Autre sujet de récrimination : les conditions de travail. Des conseillers de Pôle emploi accompagnent 200 à 300 chômeurs, voire jusqu’à « 1 000 dans certains endroits », rapporte David Vallaperta. Le fait que la direction générale de l’opérateur mette l’accent sur la numérisation de l’offre de services est également mal vécu : « On nous dit “faites tout ce que vous pouvez pour que les gens ne viennent plus dans les agences” », témoigne Sylvie Szeferowicz (FO). Dans un entretien récent à l’agence de presse spécialisée AEF, la responsable du SNU-Pôle emploi, Delphine Cara, avait signalé la situation « difficile » de ses collègues « chargés du placement » des chômeurs : ils « font face à une dématérialisation à tous les étages [et] perdent le sens de leur travail, basé sur l’humain », avait-elle expliqué. « Nous sommes obligés de faire du traitement de masse alors que le face-à-face est nécessaire pour accompagner un demandeur d’emploi », avait-elle rappelé.
Lors de l’examen à l’Assemblée nationale des crédits relatifs à la mission « travail et emploi », des députés de l’opposition s’étaient émus, le 9 novembre, des compressions d’effectifs infligées à l’opérateur public. « Ce n’est pas en réduisant les moyens humains et financiers de Pôle emploi et en augmentant les charges des conseillers (…) que la situation des demandeurs d’emploi s’améliorera », avait déclaré Gérard Cherpion (LR, Vosges). « Au moment où ce [PLF] entérine la suppression de 800 postes chez Pôle emploi, les acteurs locaux ont l’impression que l’Etat opère surtout un transfert de charges vers les missions locales [qui s’occupent de l’insertion des jeunes] et vers les communes qui financent ces dernières », avait renchéri Francis Vercamer (UDI, Nord).
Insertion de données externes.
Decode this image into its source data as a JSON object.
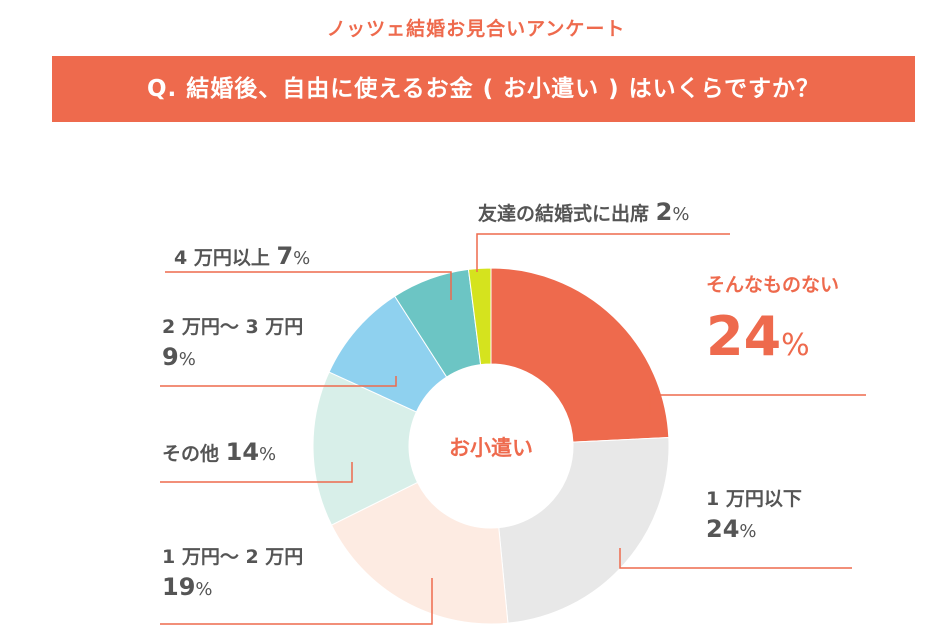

« Accroître la productivité »
La ministre du travail, Muriel Pénicaud, avait répondu que les « ressources globales » de l’organisme « sont en augmentation (…) de plus de 100 millions d’euros » en 2019, pour un budget qui « dépasse 5 milliards ». « L’optimisation des plates-formes de support et la digitalisation [sic, numérisation] de l’accompagnement des demandeurs d’emploi permettent de repositionner plus de 3 000 agents pour l’accompagnement, ce qui représente un effort de 30 % supplémentaires », avait-elle argué, en faisant valoir que les 800 postes supprimés « doivent être mis en perspective avec les 56 000 autres », affectés chez Pôle emploi. D’après la ministre, ce service public peut être plus « efficace » et « accroître [sa] productivité », grâce en particulier à la « numérisation ».
Des représentants de l’intersyndicale ont été reçus, mardi, par un conseiller de Mme Pénicaud, après une rencontre avec le directeur général de l’opérateur, Jean Bassères. Un nouveau rendez-vous, entre les représentants des personnels et le ministère du travail, devrait être fixé dans les prochains jours.